低価格繊維産業の背景にある犠牲
2014年05月25日 19:30 JSTほとんどのカンボジア人はギャップやウォルマートについて聞いたことがない。カンボジア人にとってそれらは、自国で生産された何百万もの衣料品の上に縫い付けられているただのラベルである。しかしそれらはどのようなラベルか。カンボジアの衣類輸出は昨年55億米ドルに達し、国のGDPの約3分の1に値した。その20億米ドル近くは米国の大手デパートに行き着いた。カンボジアの繊維産業は、穢れ無き労働源として好評を得ているが、実態は、なけなしの賃金、強制労働、差別、妊娠中の女性や労働組合の指導者に対する暴力といった問題だらけだ。
不十分な食事や睡眠不足が原因で勤務中に意識を失う労働者や、40度を超える暑さの中で強制される14時間労働を逃れたいとする人々や、妊娠しているという理由で雇用者によって仕事を打ち切られた女性や、現状変革のため労働組合を結成しようとしたせいで、拘束されたり、暴行を加えられたり、銃撃されたりする労働者たちを見かけない日はない。
米国の小売業者はこうしたことを熟知している。実際には、それ故にカンボジアにいるのだと言ってもいいのかもしれない。
カンボジアの最低賃金は月100米ドルで、世界で最も低い国のうちの一つとされている。特に、ほとんどすべてのカンボジア縫製労働者が養うべき子供と高齢の親を抱えているのを考えると、それはなけなしの賃金である。
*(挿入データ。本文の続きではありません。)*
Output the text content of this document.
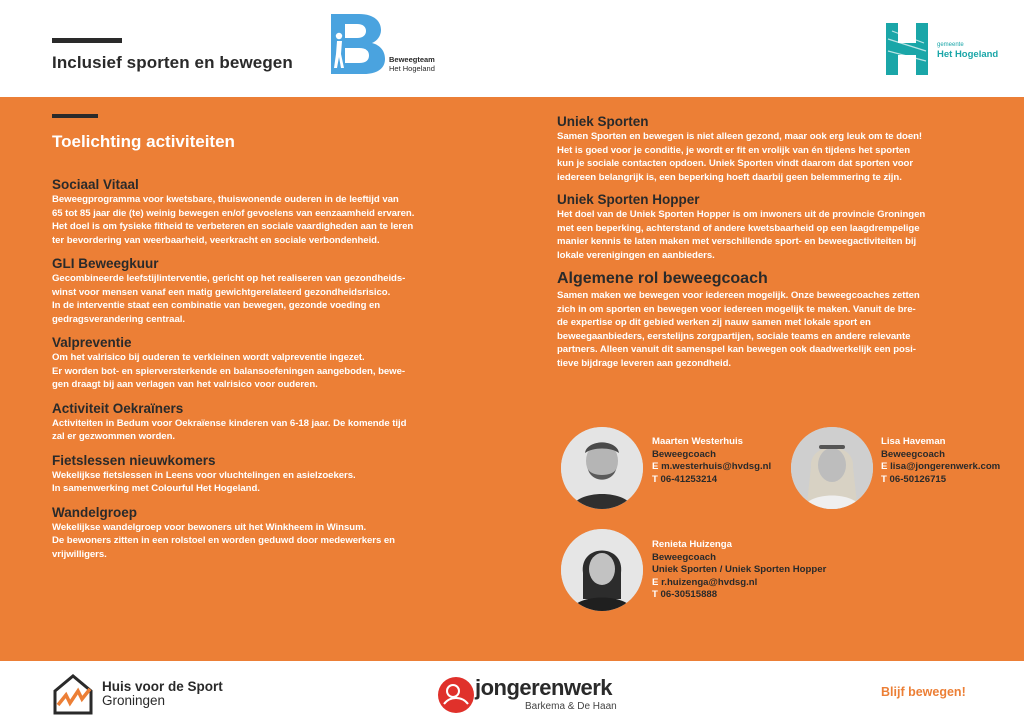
Inclusief sporten en bewegen	Beweegteam
Het Hogeland
gemeente
Het Hogeland
Toelichting activiteiten
Sociaal Vitaal

Beweegprogramma voor kwetsbare, thuiswonende ouderen in de leeftijd van
65 tot 85 jaar die (te) weinig bewegen en/of gevoelens van eenzaamheid ervaren.
Het doel is om fysieke fitheid te verbeteren en sociale vaardigheden aan te leren
ter bevordering van weerbaarheid, veerkracht en sociale verbondenheid.

GLI Beweegkuur

Gecombineerde leefstijlinterventie, gericht op het realiseren van gezondheids-
winst voor mensen vanaf een matig gewichtgerelateerd gezondheidsrisico.
In de interventie staat een combinatie van bewegen, gezonde voeding en
gedragsverandering centraal.

Valpreventie

Om het valrisico bij ouderen te verkleinen wordt valpreventie ingezet.
Er worden bot- en spierversterkende en balansoefeningen aangeboden, bewe-
gen draagt bij aan verlagen van het valrisico voor ouderen.

Activiteit Oekraïners

Activiteiten in Bedum voor Oekraïense kinderen van 6-18 jaar. De komende tijd
zal er gezwommen worden.

Fietslessen nieuwkomers

Wekelijkse fietslessen in Leens voor vluchtelingen en asielzoekers.
In samenwerking met Colourful Het Hogeland.

Wandelgroep

Wekelijkse wandelgroep voor bewoners uit het Winkheem in Winsum.
De bewoners zitten in een rolstoel en worden geduwd door medewerkers en
vrijwilligers.

Uniek Sporten

Samen Sporten en bewegen is niet alleen gezond, maar ook erg leuk om te doen!
Het is goed voor je conditie, je wordt er fit en vrolijk van én tijdens het sporten
kun je sociale contacten opdoen. Uniek Sporten vindt daarom dat sporten voor
iedereen belangrijk is, een beperking hoeft daarbij geen belemmering te zijn.

Uniek Sporten Hopper

Het doel van de Uniek Sporten Hopper is om inwoners uit de provincie Groningen
met een beperking, achterstand of andere kwetsbaarheid op een laagdrempelige
manier kennis te laten maken met verschillende sport- en beweegactiviteiten bij
lokale verenigingen en aanbieders.

Algemene rol beweegcoach

Samen maken we bewegen voor iedereen mogelijk. Onze beweegcoaches zetten
zich in om sporten en bewegen voor iedereen mogelijk te maken. Vanuit de bre-
de expertise op dit gebied werken zij nauw samen met lokale sport en
beweegaanbieders, eerstelijns zorgpartijen, sociale teams en andere relevante
partners. Alleen vanuit dit samenspel kan bewegen ook daadwerkelijk een posi-
tieve bijdrage leveren aan gezondheid.

Maarten Westerhuis
Beweegcoach
E m.westerhuis@hvdsg.nl
T 06-41253214
Lisa Haveman
Beweegcoach
E lisa@jongerenwerk.com
T 06-50126715
Renieta Huizenga
Beweegcoach
Uniek Sporten / Uniek Sporten Hopper
E r.huizenga@hvdsg.nl
T 06-30515888
Huis voor de Sport
Groningen
jongerenwerk
Barkema & De Haan
Blijf bewegen!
おそらくもっと衝撃的なのは、この100ドルという賃金は、ごく最近、血を流し犠牲を払った結果だということである。昨年だけでも、少なくとも5人が賃金の引き上げを求める縫製工場での抗議中に銃弾に倒れた。ある16歳の少年は、胸に見えた銃創のようなものから血を流し地面に横たわっているのを目撃されたのを最後に、依然として行方不明である。おそらく彼は6人目の死亡者だ。
犠牲者のうち3人はウォルマートの縫製労働者だった。
Hoeun Chanさんらは生き残った。しかし彼はギャップの仕入先工場で起きた抗議中に撃たれ、現在腰から下が麻痺している。Chanさんは「私は今死ぬよりつらい生活を送っています。」と言う。数え切れないほど多くの人たちが拳で殴られ、足蹴りされ、警棒や電気シールドやパチンコなどで残忍な扱いを受けた。その中には、妊婦も多数いた。生まれてくる子供の姿を見ることなく、流産した女性もいる。
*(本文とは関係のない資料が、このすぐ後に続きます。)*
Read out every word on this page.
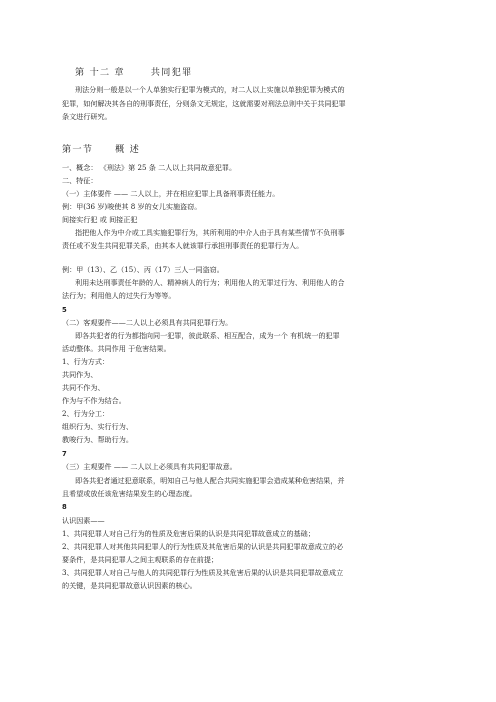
第 十二 章	共同犯罪
刑法分则一般是以一个人单独实行犯罪为模式的，对二人以上实施以单独犯罪为模式的
犯罪，如何解决其各自的刑事责任，分则条文无规定，这就需要对刑法总则中关于共同犯罪
条文进行研究。
第一节 概 述
一、概念： 《刑法》第 25 条 二人以上共同故意犯罪。
二、特征：
（一）主体要件 —— 二人以上，并在相应犯罪上具备刑事责任能力。
例：甲(36 岁)唆使其 8 岁的女儿实施盗窃。
间接实行犯 或 间接正犯
指把他人作为中介或工具实施犯罪行为，其所利用的中介人由于具有某些情节不负刑事
责任或不发生共同犯罪关系，由其本人就该罪行承担刑事责任的犯罪行为人。
例：甲（13）、乙（15）、丙（17）三人一同盗窃。
利用未达刑事责任年龄的人、精神病人的行为；利用他人的无罪过行为、利用他人的合
法行为；利用他人的过失行为等等。
5
（二）客观要件——二人以上必须具有共同犯罪行为。
即各共犯者的行为都指向同一犯罪，彼此联系、相互配合，成为一个 有机统一的犯罪
活动整体。共同作用 于危害结果。
1、行为方式：
共同作为、
共同不作为、
作为与不作为结合。
2、行为分工：
组织行为、实行行为、
教唆行为、帮助行为。
7
（三）主观要件 —— 二人以上必须具有共同犯罪故意。
即各共犯者通过犯意联系，明知自己与他人配合共同实施犯罪会造成某种危害结果，并
且希望或放任该危害结果发生的心理态度。
8
认识因素——
1、共同犯罪人对自己行为的性质及危害后果的认识是共同犯罪故意成立的基础；
2、共同犯罪人对其他共同犯罪人的行为性质及其危害后果的认识是共同犯罪故意成立的必
要条件，是共同犯罪人之间主观联系的存在前提；
3、共同犯罪人对自己与他人的共同犯罪行为性质及其危害后果的认识是共同犯罪故意成立
的关键，是共同犯罪故意认识因素的核心。
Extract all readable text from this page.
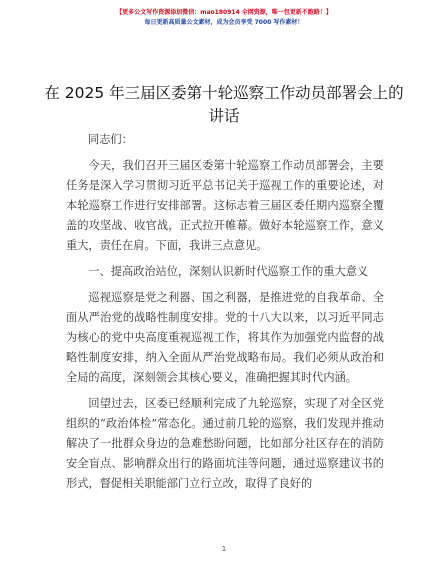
【更多公文写作资源添加微信：mao180914 全网资源，唯一包更新不跑路！】
每日更新高质量公文素材，成为会员享受 7000 写作素材！
在 2025 年三届区委第十轮巡察工作动员部署会上的讲话

同志们：

今天，我们召开三届区委第十轮巡察工作动员部署会，主要任务是深入学习贯彻习近平总书记关于巡视工作的重要论述，对本轮巡察工作进行安排部署。这标志着三届区委任期内巡察全覆盖的攻坚战、收官战，正式拉开帷幕。做好本轮巡察工作，意义重大，责任在肩。下面，我讲三点意见。

一、提高政治站位，深刻认识新时代巡察工作的重大意义

巡视巡察是党之利器、国之利器，是推进党的自我革命、全面从严治党的战略性制度安排。党的十八大以来，以习近平同志为核心的党中央高度重视巡视工作，将其作为加强党内监督的战略性制度安排，纳入全面从严治党战略布局。我们必须从政治和全局的高度，深刻领会其核心要义，准确把握其时代内涵。

回望过去，区委已经顺利完成了九轮巡察，实现了对全区党组织的“政治体检”常态化。通过前几轮的巡察，我们发现并推动解决了一批群众身边的急难愁盼问题，比如部分社区存在的消防安全盲点、影响群众出行的路面坑洼等问题，通过巡察建议书的形式，督促相关职能部门立行立改，取得了良好的

1
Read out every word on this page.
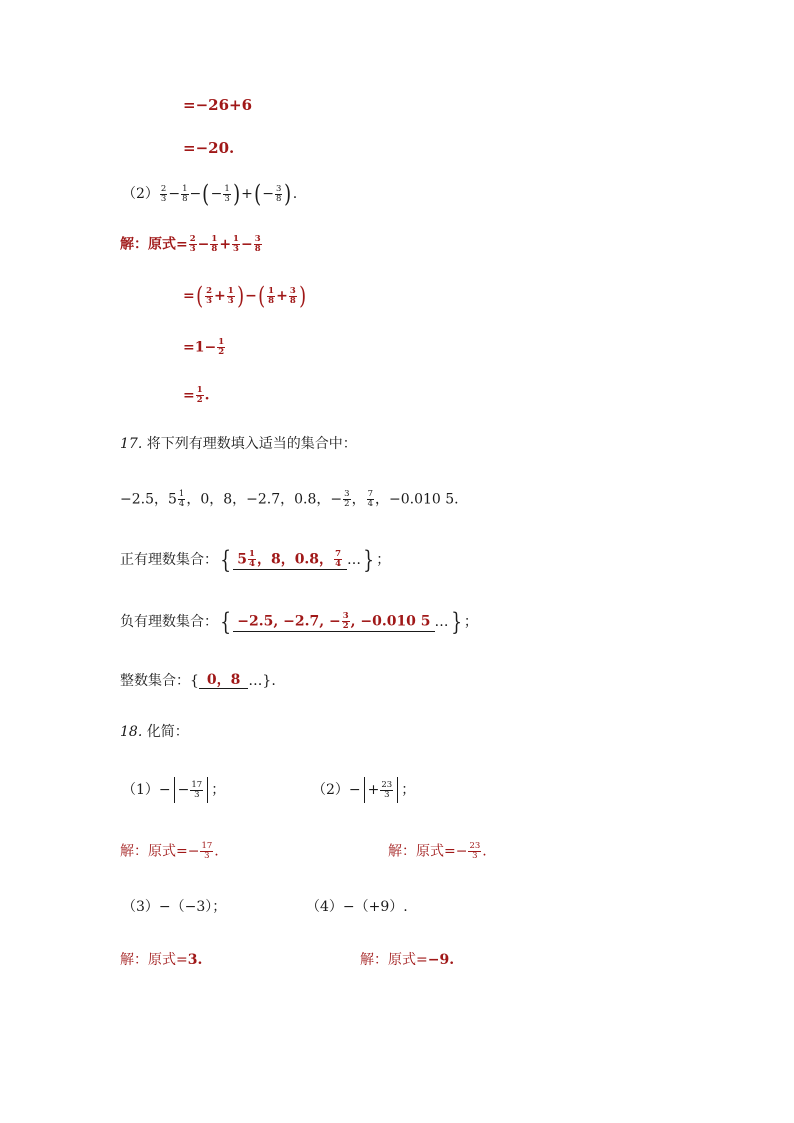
=−26+6
=−20.
$(2) \frac{2}{3} - \frac{1}{8}$ −(− $\frac{1}{3}$ )+(− $\frac{3}{8}$ ).
解：原式= $\frac{2}{3} - \frac{1}{8} + \frac{1}{3} - \frac{3}{8}$
=( $\frac{2}{3} + \frac{1}{3}$ )−( $\frac{1}{8} + \frac{3}{8}$ )
$=1- \frac{1}{2}$
= $\frac{1}{2}$ .
17. 将下列有理数填入适当的集合中：
−2.5，$5 \frac{1}{4}$ ，0，8，−2.7，0.8，− $\frac{3}{2}$ ， $\frac{7}{4}$ ，−0.010 5.
正有理数集合：{ $5 \frac{1}{4}$ ，8，0.8， $\frac{7}{4}$ …} ；
负有理数集合：{ −2.5, −2.7, − $\frac{3}{2}$ , −0.010 5 …} ；
整数集合：{ 0，8 …}.
18. 化简：
$(1)- - \frac{17}{3}$ ；	$(2)- + \frac{23}{3}$ ；
解：原式=− $\frac{17}{3}$ .	解：原式=− $\frac{23}{3}$ .
（3）−（−3）；	（4）−（+9）.
解：原式=3.	解：原式=−9.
なけなしの給料にすぎないが、月給を100ドルまでに引き上げることができたのは、労働者たちの凄まじい決意と膨大な犠牲があったからである。生活賃金の推定値は月額395米ドルという水準であるにもかかわらず、カンボジア政府独自の調査では、労働者が基本的に必要とするのは月額157米ドルから177米ドルであると結論付けられている。フルタイムの労働者らには必要な金額が確実に支払われるようにしなければならない法的責任があるにもかかわらず、米国の小売業者の仕入先は汚職や暴力や基本的自由の制限のほうを選び、積極的にこうしたシステムに関わっている。
となると、カンボジア縫製労働者はこの先どうなるのだろう?今の方向で進んでいけば、暴力と搾取はますますエスカレートする一方だろう。米国であろうがカンボジアであろうが、低価格の衣料品という代物は不平等の賜物である。問題は、我々皆がいつまで世界中で底辺への競争を続けるかだ。16歳のKhem Saphath君やHoeun Chanさんのようなカンボジア人には、この贅沢はない。